The purpose of this is to identify whether these ideas are plausible, and, if so, the locations in which life is most likely to exist, and thus maps out a plan for future missions. There are two main parts: a multitude of instrumental packages on the surface of Europa, and a Central Communication and Processing Unit ( CCPU ) in orbit around it.

The instrumental packages will consist of several parts-

1. Accurate and exact seismograph, enabling us to find reasonable locations for hydro-thermal vents.

2. Accurate SONAR and/or RADAR sub-surface scanning devices that can measure density, and hence distinguish between water and ice, so as to find any liquid sub-surface water, as well as help find weaknesses in crust and ice shelves. Perhaps also to measure chemical composition.

3. An infrared sensor, as to distinguish between temperatures beneath the ice a fair distance away.

4. Central computer.

5. Radio, enabling it to communicate to other such packages in different locations, and compare the results, as well as to communicate to the CCPU in orbit around this Jovian moon.

6. Drill, which will have enabled the device to sink beneath the surface upon landing.

7. Instruments to ensure a safe landing.

8. Power source (preferably nuclear, due to the distance from the sun).

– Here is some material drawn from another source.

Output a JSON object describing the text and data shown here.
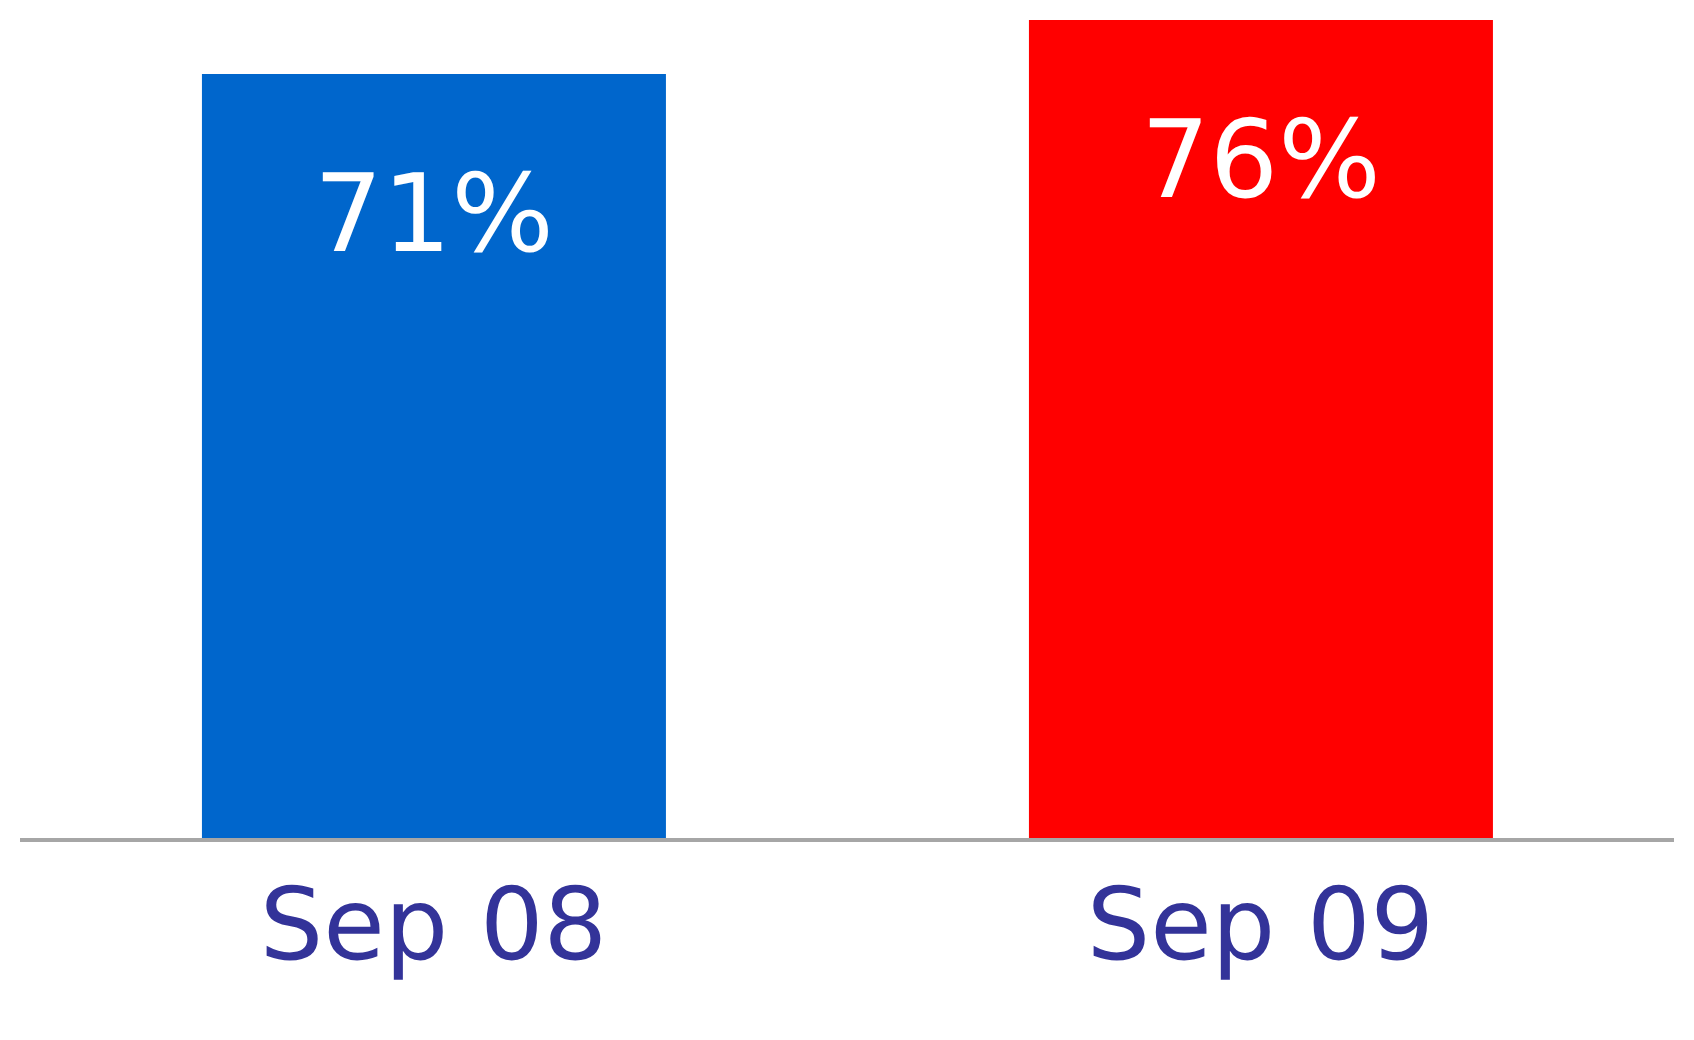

The purpose of these packages is to confirm and/or disprove the existence of a sub-surface ocean and/or separated water-pockets on Europa, hydrothermal vents, and henceforth conditions that would enable us to deduce whether or not there are livable conditions on Europa. In order to accurately plot such things as tremor locations, we will need more than one package in different locations. These locations should be an interest in itself, as everything, besides the drill and the central computer, should be double, with one extremely accurate yet short-range instrument, and another less accurate but which measures a far wider area.

As the accuracy of said instruments is, as yet, unknown, than it would perhaps be wiser first to calculate the number of needed locations. If they are to many, then perhaps we should find a different way to find the probability of life on this Jovian moon. If not, and after the specific locations have been found, it is also necessary to find the probability of a safe landing by of any one of these packages. It would be wiser to drop enough of the probes on each location as to ensure the safe landing of at least one. If, again, the number is to large, and the operation to expensive, we would be forced to find a different way to test the probability of life on this intriguing satellite.

It is also of vital importance that these probes know the location of their fellow counterparts, so that they do not take the heat or vibrations emitted by the other probes as a flase positive, or their density or chemical composition as a false negative.

If this operation is plausible, then it would be necessary to create a “mother-ship” to carry these probes to their locations. Once the probes had been dropped, the carriage compartments should be discarded (a safe distance from the probes, with the probes aware of this so that the impact does not falter the measurements), and the stripped-down mother-ship becomes the CCPU. It should also be equipped with a powerful-enough radio to contact Earth.

Measurements from this mission should provide the necessary information on where, how, and if there should be future missions to this Jovian satellite, perhaps which could drill deep enough to reach the areas with the highest probability of life-forms. Similar missions to Callisto could be plausible.